Don’t use CLR without spot testing it first.

CLR is acidic and can cause etching and damage to certain surfaces. According to the CLR product page, it shouldn’t be used on “wood, clothing, wallpaper, carpeting, natural stones, brass, copper, aluminum, galvanized metals, or any painted, coated, or sealed surfaces.” Always spot test first and clean spills immediately to avoid damaging surfaces through inadvertent contact.

Don’t leave CLR for longer than two minutes.

Again, CLR is acidic, which makes it effective, but also means it can cause damage if left in contact with surfaces for too long. Always rinse away with cool water after two minutes of contact.

Don’t use undiluted CLR.

Always dilute CLR with water. The ideal solution is one part CLR to one part water.

Don’t mix CLR with other household cleaners or bleach.

Mixing acids with bleach creates toxic chlorine gas. Mixing with other household chemicals can also result in toxic fumes.

Don’t use CLR in a spray bottle.

Spraying CLR creates a mist that can be an inhalation hazard. Instead, use a sponge, scrub brush, or bowl to clean the affected surface.

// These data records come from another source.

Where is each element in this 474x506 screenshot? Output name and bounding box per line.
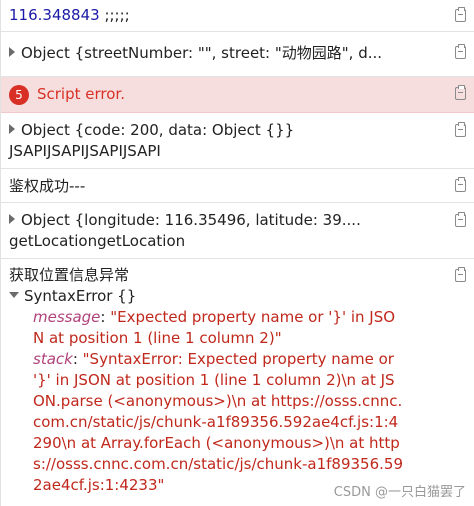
error-message: Script error. [37,85,125,103]
log-auth-string: JSAPIJSAPIJSAPIJSAPI [9,142,161,160]
stack-value: "SyntaxError: Expected property name or … [33,350,403,494]
log-auth-object: Object {code: 200, data: Object {}} [21,121,295,139]
syntax-error-object[interactable]: SyntaxError {} [9,286,434,307]
copy-icon[interactable] [455,212,466,227]
log-address-object: Object {streetNumber: "", street: "动物园路"… [21,44,383,62]
log-row-error: 5 Script error. [1,77,474,113]
expand-triangle-icon[interactable] [9,124,15,134]
log-location-string: getLocationgetLocation [9,232,186,250]
expand-triangle-icon[interactable] [9,214,15,224]
log-row-location-object[interactable]: Object {longitude: 116.35496, latitude: … [1,203,474,259]
error-stack-property: stack: "SyntaxError: Expected property n… [33,350,403,494]
log-number-value: 116.348843 [9,6,100,24]
stack-key: stack [33,350,73,368]
log-location-error-title: 获取位置信息异常 [9,266,130,284]
copy-icon[interactable] [455,85,466,100]
message-key: message [33,308,101,326]
expand-triangle-icon[interactable] [9,47,15,57]
copy-icon[interactable] [455,122,466,137]
watermark: CSDN @一只白猫罢了 [333,485,466,500]
copy-icon[interactable] [455,177,466,192]
log-location-object: Object {longitude: 116.35496, latitude: … [21,211,361,229]
log-row-auth-object[interactable]: Object {code: 200, data: Object {}} JSAP… [1,113,474,169]
log-auth-success-text: 鉴权成功--- [9,177,86,195]
log-row-number: 116.348843 ;;;;; [1,0,474,32]
log-row-location-error: 获取位置信息异常 SyntaxError {} message: "Expect… [1,259,474,496]
collapse-triangle-icon[interactable] [9,292,19,298]
log-number-suffix: ;;;;; [99,6,130,24]
log-row-auth-success: 鉴权成功--- [1,169,474,203]
console-panel: 116.348843 ;;;;; Object {streetNumber: "… [0,0,474,506]
log-row-address[interactable]: Object {streetNumber: "", street: "动物园路"… [1,32,474,77]
error-message-property: message: "Expected property name or '}' … [33,308,396,347]
copy-icon[interactable] [455,7,466,22]
copy-icon[interactable] [455,267,466,282]
copy-icon[interactable] [455,44,466,59]
error-count-badge: 5 [9,85,29,105]
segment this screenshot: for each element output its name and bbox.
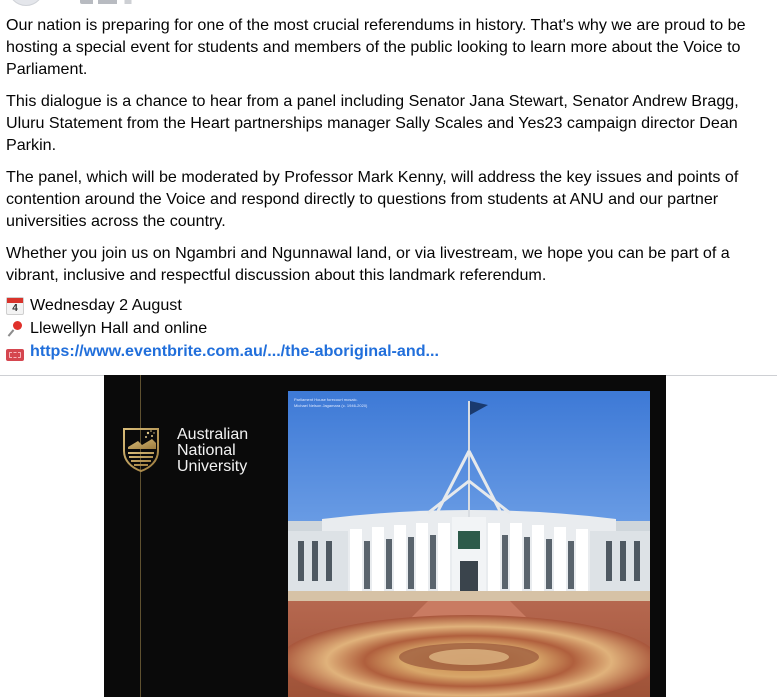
event-location: Llewellyn Hall and online bbox=[30, 319, 208, 337]
event-location-row: Llewellyn Hall and online bbox=[6, 317, 439, 340]
post-paragraph-3: The panel, which will be moderated by Pr… bbox=[6, 168, 739, 230]
post-body: Our nation is preparing for one of the m… bbox=[6, 14, 770, 296]
post-header-fragment bbox=[0, 0, 777, 8]
event-date: Wednesday 2 August bbox=[30, 296, 182, 314]
decorative-gold-line bbox=[140, 375, 141, 697]
photo-caption: Parliament House forecourt mosaic. Micha… bbox=[294, 397, 368, 408]
post-paragraph-4: Whether you join us on Ngambri and Ngunn… bbox=[6, 244, 730, 284]
event-date-row: 4 Wednesday 2 August bbox=[6, 294, 439, 317]
parliament-house-illustration bbox=[288, 391, 650, 697]
post-image[interactable]: Australian National University Parliamen… bbox=[104, 375, 666, 697]
anu-crest-icon bbox=[123, 428, 159, 473]
event-link[interactable]: https://www.eventbrite.com.au/.../the-ab… bbox=[30, 340, 439, 363]
event-link-row: https://www.eventbrite.com.au/.../the-ab… bbox=[6, 340, 439, 363]
post-paragraph-1: Our nation is preparing for one of the m… bbox=[6, 16, 746, 78]
parliament-house-photo: Parliament House forecourt mosaic. Micha… bbox=[288, 391, 650, 697]
calendar-icon: 4 bbox=[6, 296, 24, 315]
event-details: 4 Wednesday 2 August Llewellyn Hall and … bbox=[6, 294, 439, 363]
anu-wordmark: Australian National University bbox=[177, 426, 249, 475]
ticket-icon bbox=[6, 348, 24, 361]
post-paragraph-2: This dialogue is a chance to hear from a… bbox=[6, 92, 739, 154]
avatar[interactable] bbox=[8, 0, 44, 6]
author-name-fragment[interactable] bbox=[80, 0, 140, 4]
round-pushpin-icon bbox=[6, 320, 24, 338]
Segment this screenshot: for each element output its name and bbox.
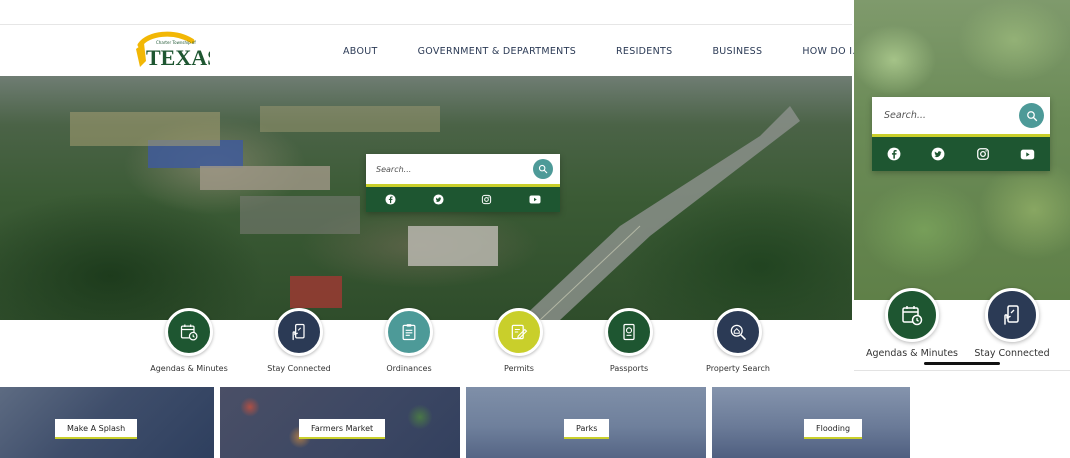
quick-link-ordinances[interactable]: Ordinances bbox=[349, 308, 469, 373]
mobile-quick-link-agendas[interactable]: Agendas & Minutes bbox=[857, 288, 967, 359]
mobile-quick-link-stay-connected[interactable]: Stay Connected bbox=[957, 288, 1067, 359]
calendar-clock-icon bbox=[885, 288, 939, 342]
site-header: Charter Township of TEXAS ABOUT GOVERNME… bbox=[0, 24, 862, 77]
edit-document-icon bbox=[495, 308, 543, 356]
house-search-icon bbox=[714, 308, 762, 356]
clipboard-icon bbox=[385, 308, 433, 356]
quick-link-label: Ordinances bbox=[386, 364, 432, 373]
phone-hand-icon bbox=[985, 288, 1039, 342]
instagram-icon[interactable] bbox=[976, 147, 990, 161]
search-icon bbox=[538, 164, 548, 174]
card-button[interactable]: Make A Splash bbox=[55, 419, 138, 439]
card-make-a-splash[interactable]: Make A Splash bbox=[0, 387, 214, 458]
card-parks[interactable]: Parks bbox=[466, 387, 706, 458]
phone-hand-icon bbox=[275, 308, 323, 356]
main-nav: ABOUT GOVERNMENT & DEPARTMENTS RESIDENTS… bbox=[343, 25, 902, 77]
nav-item-government[interactable]: GOVERNMENT & DEPARTMENTS bbox=[418, 46, 576, 57]
quick-link-label: Property Search bbox=[706, 364, 770, 373]
nav-item-residents[interactable]: RESIDENTS bbox=[616, 46, 672, 57]
instagram-icon[interactable] bbox=[481, 194, 492, 205]
quick-link-permits[interactable]: Permits bbox=[459, 308, 579, 373]
mobile-social-bar bbox=[872, 137, 1050, 171]
quick-link-agendas[interactable]: Agendas & Minutes bbox=[129, 308, 249, 373]
hero-social-bar bbox=[366, 187, 560, 212]
hero-search-widget bbox=[366, 154, 560, 212]
quick-link-label: Permits bbox=[504, 364, 534, 373]
mobile-quick-link-label: Agendas & Minutes bbox=[865, 348, 959, 359]
logo-text: TEXAS bbox=[146, 45, 210, 70]
quick-link-label: Stay Connected bbox=[267, 364, 331, 373]
search-icon bbox=[1026, 110, 1037, 121]
site-logo[interactable]: Charter Township of TEXAS bbox=[134, 31, 219, 71]
quick-link-property-search[interactable]: Property Search bbox=[678, 308, 798, 373]
twitter-icon[interactable] bbox=[931, 147, 945, 161]
quick-link-stay-connected[interactable]: Stay Connected bbox=[239, 308, 359, 373]
passport-icon bbox=[605, 308, 653, 356]
mobile-search-button[interactable] bbox=[1019, 103, 1044, 128]
mobile-search-widget bbox=[872, 97, 1050, 171]
mobile-quick-link-label: Stay Connected bbox=[974, 348, 1050, 359]
mobile-scroll-indicator[interactable] bbox=[924, 362, 1000, 365]
nav-item-about[interactable]: ABOUT bbox=[343, 46, 378, 57]
hero-search-button[interactable] bbox=[533, 159, 553, 179]
calendar-clock-icon bbox=[165, 308, 213, 356]
quick-link-label: Agendas & Minutes bbox=[150, 364, 228, 373]
mobile-hero-image bbox=[854, 0, 1070, 300]
youtube-icon[interactable] bbox=[529, 195, 541, 204]
card-flooding[interactable]: Flooding bbox=[712, 387, 910, 458]
hero-aerial-image bbox=[0, 76, 852, 320]
facebook-icon[interactable] bbox=[887, 147, 901, 161]
card-button[interactable]: Farmers Market bbox=[299, 419, 386, 439]
facebook-icon[interactable] bbox=[385, 194, 396, 205]
twitter-icon[interactable] bbox=[433, 194, 444, 205]
hero-search-input[interactable] bbox=[376, 154, 512, 184]
quick-link-passports[interactable]: Passports bbox=[569, 308, 689, 373]
nav-item-business[interactable]: BUSINESS bbox=[712, 46, 762, 57]
youtube-icon[interactable] bbox=[1020, 149, 1035, 160]
mobile-search-input[interactable] bbox=[884, 97, 1009, 134]
quick-link-label: Passports bbox=[609, 364, 649, 373]
card-button[interactable]: Parks bbox=[564, 419, 610, 439]
card-farmers-market[interactable]: Farmers Market bbox=[220, 387, 460, 458]
card-button[interactable]: Flooding bbox=[804, 419, 863, 439]
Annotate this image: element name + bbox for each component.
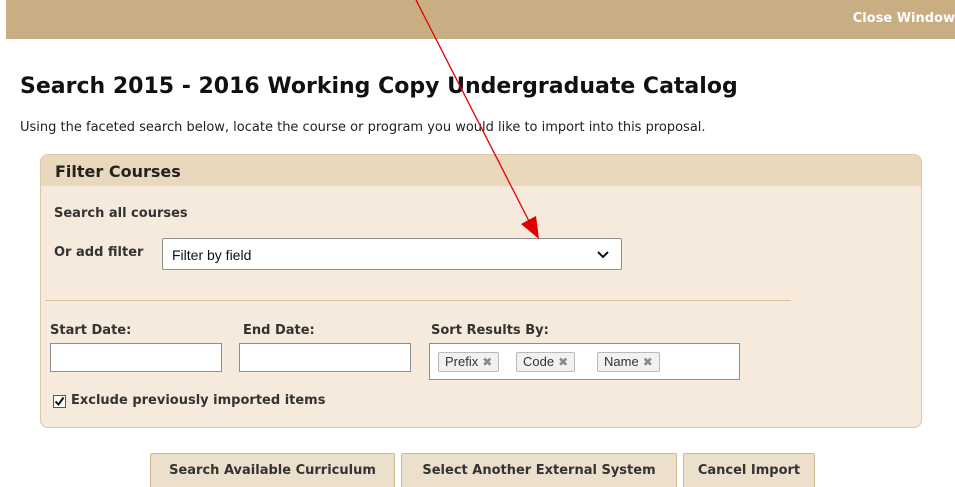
header-bar: Close Window: [6, 0, 955, 39]
filter-by-field-select[interactable]: Filter by field: [162, 238, 622, 270]
start-date-label: Start Date:: [50, 323, 132, 338]
close-icon[interactable]: ✖: [558, 355, 568, 369]
cancel-import-button[interactable]: Cancel Import: [683, 453, 815, 487]
sort-tag-name[interactable]: Name ✖: [597, 352, 660, 372]
chevron-down-icon: [597, 251, 609, 259]
add-filter-label: Or add filter: [54, 245, 144, 260]
close-icon[interactable]: ✖: [643, 355, 653, 369]
checkmark-icon: [54, 396, 65, 407]
page-title: Search 2015 - 2016 Working Copy Undergra…: [20, 74, 738, 99]
page-instructions: Using the faceted search below, locate t…: [20, 120, 706, 135]
close-icon[interactable]: ✖: [482, 355, 492, 369]
filter-select-value: Filter by field: [172, 247, 252, 263]
sort-tag-label: Prefix: [445, 354, 479, 369]
sort-tag-label: Name: [604, 354, 639, 369]
sort-results-label: Sort Results By:: [431, 323, 549, 338]
start-date-input[interactable]: [50, 343, 222, 372]
end-date-input[interactable]: [239, 343, 411, 372]
sort-tag-prefix[interactable]: Prefix ✖: [438, 352, 500, 372]
panel-divider: [45, 300, 791, 301]
sort-tag-label: Code: [523, 354, 555, 369]
select-another-external-system-button[interactable]: Select Another External System: [401, 453, 677, 487]
filter-courses-panel: Filter Courses Search all courses Or add…: [40, 154, 922, 428]
sort-results-field[interactable]: Prefix ✖ Code ✖ Name ✖: [429, 343, 740, 380]
sort-tag-code[interactable]: Code ✖: [516, 352, 576, 372]
close-window-link[interactable]: Close Window: [853, 11, 955, 26]
panel-title: Filter Courses: [55, 162, 181, 181]
search-all-courses-label: Search all courses: [54, 206, 188, 221]
search-available-curriculum-button[interactable]: Search Available Curriculum: [150, 453, 395, 487]
exclude-imported-label: Exclude previously imported items: [71, 393, 326, 408]
end-date-label: End Date:: [243, 323, 315, 338]
exclude-imported-checkbox[interactable]: [53, 395, 66, 408]
panel-header: Filter Courses: [41, 155, 921, 186]
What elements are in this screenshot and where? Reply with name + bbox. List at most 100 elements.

Don’t leave spills unattended. 

If any CLR spills or drips in areas that you aren’t actively cleaning, clean up spills immediately. You don’t want CLR to damage incompatible surfaces and don’t want to forget about the spill and leave it on a surface too long, which could also damage it. 

Don’t use CLR without reading the manufacturer’s directions on the item you’re cleaning. 

It’s important to make sure the item you’re cleaning is safe to clean with CLR. Double-check the manufacturer’s directions to ensure you’re not using CLR on an item that could be damaged.